I don't know many (successful) general purpose languages which haven't switched their focus more than once. I think "success" for a programming language means that people use it for purposes the designers never anticipated.
That's why discussions about Perl 5 deprecations, for example, frustrate me. I'm sympathetic to the desire not to break existing code (though people always have the option not to upgrade), but I want to remove arbitrary restrictions and smooth off rough edges and make programming tomorrow a little more joyful than programming today.
In other words, bring on Perl 5.11 and 5.12. 5.10.1 isn't the end of the line. I'm not stopping there. Bring on Rakudo Star and Parrot 2.0 and all of the intervening releases. I don't care if the software I rely on isn't "done", whatever that word means in this context. I care if it's useful, usable, and if it continually gets a little bit better based on feedback from real world users.
Sure, there's change involved. Certainly change produces pain sometimes. Yet without change, there's no progress -- and I don't believe we've arrived at the perfect language in which to write perfect software yet.
Backwards compatibility has advantages, its best to not leave it in the dust.
Maybe there is a happy medium than a "take it or leave it" approach.
I like writing new perl. I want to write more of it. Its fun.
I don't like re-writing bits of old perl.

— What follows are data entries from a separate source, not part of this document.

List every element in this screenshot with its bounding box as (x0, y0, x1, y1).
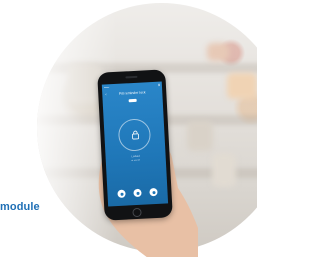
settings-button[interactable] (149, 187, 158, 197)
app-header: ‹ Pill reminder lock (102, 88, 162, 99)
action-bar (107, 187, 167, 198)
lock-button[interactable] (117, 118, 152, 152)
unlock-icon (119, 192, 124, 196)
home-button[interactable] (132, 207, 142, 218)
caption-text: module (0, 201, 40, 213)
background-object (207, 43, 229, 61)
back-arrow-icon[interactable]: ‹ (105, 90, 107, 98)
settings-icon (151, 190, 156, 194)
background-object (212, 153, 236, 187)
background-object (227, 73, 257, 99)
phone-screen: ••••• ▮ ‹ Pill reminder lock Locked •• •… (101, 81, 169, 207)
smartphone: ••••• ▮ ‹ Pill reminder lock Locked •• •… (97, 69, 173, 221)
device-indicator (128, 98, 137, 103)
unlock-button[interactable] (117, 189, 126, 198)
lock-action-button[interactable] (133, 188, 142, 198)
product-image: ••••• ▮ ‹ Pill reminder lock Locked •• •… (0, 0, 257, 257)
app-title: Pill reminder lock (118, 90, 146, 96)
speaker (125, 75, 138, 79)
lock-icon (135, 191, 140, 195)
lock-icon (132, 130, 140, 140)
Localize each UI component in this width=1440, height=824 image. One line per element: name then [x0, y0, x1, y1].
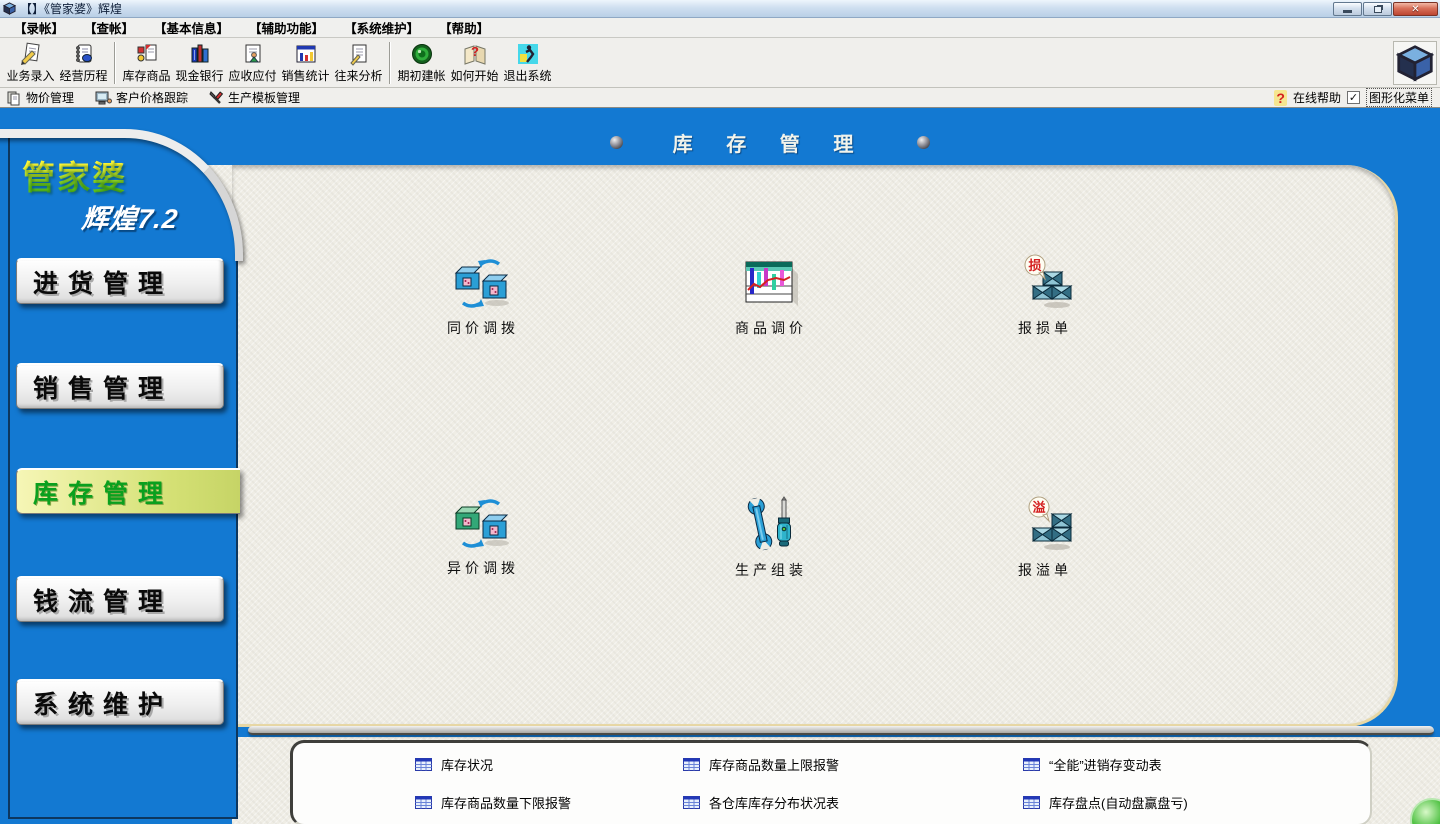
svg-text:溢: 溢 [1032, 500, 1045, 515]
damage-report-icon: 损 [1015, 252, 1075, 312]
menu-aux-functions[interactable]: 【辅助功能】 [239, 16, 334, 39]
toolbar-separator [389, 42, 391, 84]
menu-record[interactable]: 【录帐】 [4, 16, 74, 39]
toolbar2-price-management[interactable]: 物价管理 [6, 89, 74, 106]
menu-system-maintenance[interactable]: 【系统维护】 [334, 16, 429, 39]
restore-button[interactable] [1363, 2, 1392, 16]
production-assembly-icon [742, 496, 800, 554]
sidebar: 管家婆 辉煌7.2 进货管理 销售管理 库存管理 钱流管理 系统维护 [8, 135, 238, 819]
menu-check[interactable]: 【查帐】 [74, 16, 144, 39]
menu-item-goods-price-adjust[interactable]: 商品调价 [706, 256, 836, 338]
business-history-icon [72, 42, 96, 66]
menu-item-damage-report[interactable]: 损 报损单 [980, 252, 1110, 338]
stock-goods-icon [135, 42, 159, 66]
sidebar-item-purchase[interactable]: 进货管理 [16, 258, 224, 304]
table-icon [683, 758, 700, 771]
menu-help[interactable]: 【帮助】 [429, 16, 499, 39]
minimize-button[interactable] [1333, 2, 1362, 16]
minimize-icon [1343, 10, 1352, 13]
help-question-icon: ? [1274, 90, 1287, 106]
cash-bank-icon [188, 42, 212, 66]
graphical-menu-checkbox[interactable]: ✓ [1347, 91, 1360, 104]
graphical-menu-label[interactable]: 图形化菜单 [1366, 88, 1432, 107]
toolbar-sales-stats[interactable]: 销售统计 [279, 40, 332, 86]
menu-bar: 【录帐】 【查帐】 【基本信息】 【辅助功能】 【系统维护】 【帮助】 [0, 18, 1440, 38]
table-icon [1023, 758, 1040, 771]
secondary-toolbar: 物价管理 客户价格跟踪 生产模板管理 ? 在线帮助 ✓ 图形化菜单 [0, 88, 1440, 108]
report-link-stock-status[interactable]: 库存状况 [415, 755, 493, 774]
sidebar-item-maintenance[interactable]: 系统维护 [16, 679, 224, 725]
restore-icon [1374, 6, 1382, 13]
toolbar-separator [114, 42, 116, 84]
toolbar-stock-goods[interactable]: 库存商品 [120, 40, 173, 86]
receivable-payable-icon [241, 42, 265, 66]
window-title: 【】《管家婆》辉煌 [20, 0, 122, 17]
close-button[interactable]: ✕ [1393, 2, 1438, 16]
table-icon [683, 796, 700, 809]
brand-version-text: 辉煌7.2 [80, 197, 181, 236]
diff-price-transfer-icon [451, 496, 515, 552]
toolbar-exit-system[interactable]: 退出系统 [501, 40, 554, 86]
toolbar-business-entry[interactable]: 业务录入 [4, 40, 57, 86]
svg-text:损: 损 [1028, 258, 1041, 273]
svg-text:?: ? [471, 44, 479, 59]
goods-price-adjust-icon [742, 256, 800, 312]
sidebar-item-inventory[interactable]: 库存管理 [16, 468, 240, 514]
toolbar-receivable-payable[interactable]: 应收应付 [226, 40, 279, 86]
menu-item-diff-price-transfer[interactable]: 异价调拨 [418, 496, 548, 578]
how-to-start-icon: ? [463, 42, 487, 66]
menu-basic-info[interactable]: 【基本信息】 [144, 16, 239, 39]
overflow-report-icon: 溢 [1015, 494, 1075, 554]
report-link-stocktaking[interactable]: 库存盘点(自动盘赢盘亏) [1023, 793, 1188, 812]
brand-cube-logo [1393, 41, 1437, 85]
production-template-icon [208, 90, 224, 106]
app-window: 【】《管家婆》辉煌 ✕ 【录帐】 【查帐】 【基本信息】 【辅助功能】 【系统维… [0, 0, 1440, 824]
toolbar2-customer-price-tracking[interactable]: 客户价格跟踪 [94, 89, 188, 106]
toolbar-business-history[interactable]: 经营历程 [57, 40, 110, 86]
table-icon [415, 796, 432, 809]
online-help-link[interactable]: 在线帮助 [1293, 89, 1341, 106]
workspace: 库 存 管 理 管家婆 辉煌7.2 进货管理 销售管理 库存管理 钱流管理 系统… [0, 108, 1440, 824]
brand-logo-text: 管家婆 [22, 151, 127, 199]
reports-panel: 库存状况 库存商品数量上限报警 “全能”进销存变动表 库存商品数量下限报警 各仓… [290, 740, 1372, 824]
toolbar-how-to-start[interactable]: ? 如何开始 [448, 40, 501, 86]
toolbar2-production-template[interactable]: 生产模板管理 [208, 89, 300, 106]
toolbar-transactions-analysis[interactable]: 往来分析 [332, 40, 385, 86]
menu-item-overflow-report[interactable]: 溢 报溢单 [980, 494, 1110, 580]
sphere-bullet-icon [610, 136, 623, 149]
main-toolbar: 业务录入 经营历程 库存商品 现金银行 应收应付 销售统计 往来分析 [0, 38, 1440, 88]
initial-setup-icon [410, 42, 434, 66]
business-entry-icon [19, 42, 43, 66]
sales-stats-icon [294, 42, 318, 66]
report-link-warehouse-distribution[interactable]: 各仓库库存分布状况表 [683, 793, 839, 812]
sphere-bullet-icon [917, 136, 930, 149]
table-icon [1023, 796, 1040, 809]
report-link-upper-limit-alert[interactable]: 库存商品数量上限报警 [683, 755, 839, 774]
app-icon [3, 2, 16, 15]
toolbar-initial-setup[interactable]: 期初建帐 [395, 40, 448, 86]
exit-system-icon [516, 42, 540, 66]
sidebar-item-sales[interactable]: 销售管理 [16, 363, 224, 409]
divider-ridge [248, 726, 1434, 735]
customer-price-tracking-icon [94, 90, 112, 106]
section-title: 库 存 管 理 [673, 128, 868, 157]
price-management-icon [6, 90, 22, 106]
toolbar-cash-bank[interactable]: 现金银行 [173, 40, 226, 86]
sidebar-item-cashflow[interactable]: 钱流管理 [16, 576, 224, 622]
close-icon: ✕ [1411, 4, 1419, 15]
same-price-transfer-icon [451, 256, 515, 312]
menu-item-same-price-transfer[interactable]: 同价调拨 [418, 256, 548, 338]
transactions-analysis-icon [347, 42, 371, 66]
table-icon [415, 758, 432, 771]
report-link-lower-limit-alert[interactable]: 库存商品数量下限报警 [415, 793, 571, 812]
report-link-all-in-one-change-table[interactable]: “全能”进销存变动表 [1023, 755, 1162, 774]
main-panel [232, 165, 1398, 727]
cube-icon [1396, 44, 1434, 82]
menu-item-production-assembly[interactable]: 生产组装 [706, 496, 836, 580]
section-header: 库 存 管 理 [560, 128, 980, 157]
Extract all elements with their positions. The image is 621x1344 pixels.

I don't think the solution lies in forcing me to re-write old code. Someone somewhere out there is running a program I wrote ages ago. Maybe they're still running it on the perl I wrote it for; but more likely their OS-vendor upgraded their perl over the years for various reasons. And maybe some day that may mean that my program that they depend on breaks and I'll get a knock on the door. Wait'll you see their eyes roll into the back of their heads when I tell them that I have to re-write their program so that it can do the exact same thing it was doing before only on the newer-faster-safer-more-reliable perl.
I don't know perl internals really, but I think the solution lies in anything that helps me write newer better perl and keeps my perl running even when the interpreter continues to be updated.
Lisp has been around for 50 years and yet it still manages to run some really old code even on modern implementations.
Maybe there's no hope for a solution to this in Perl 5, but I think Perl 6 is on the right track.
Hi,
just a remark, Perl 5.11 is now available.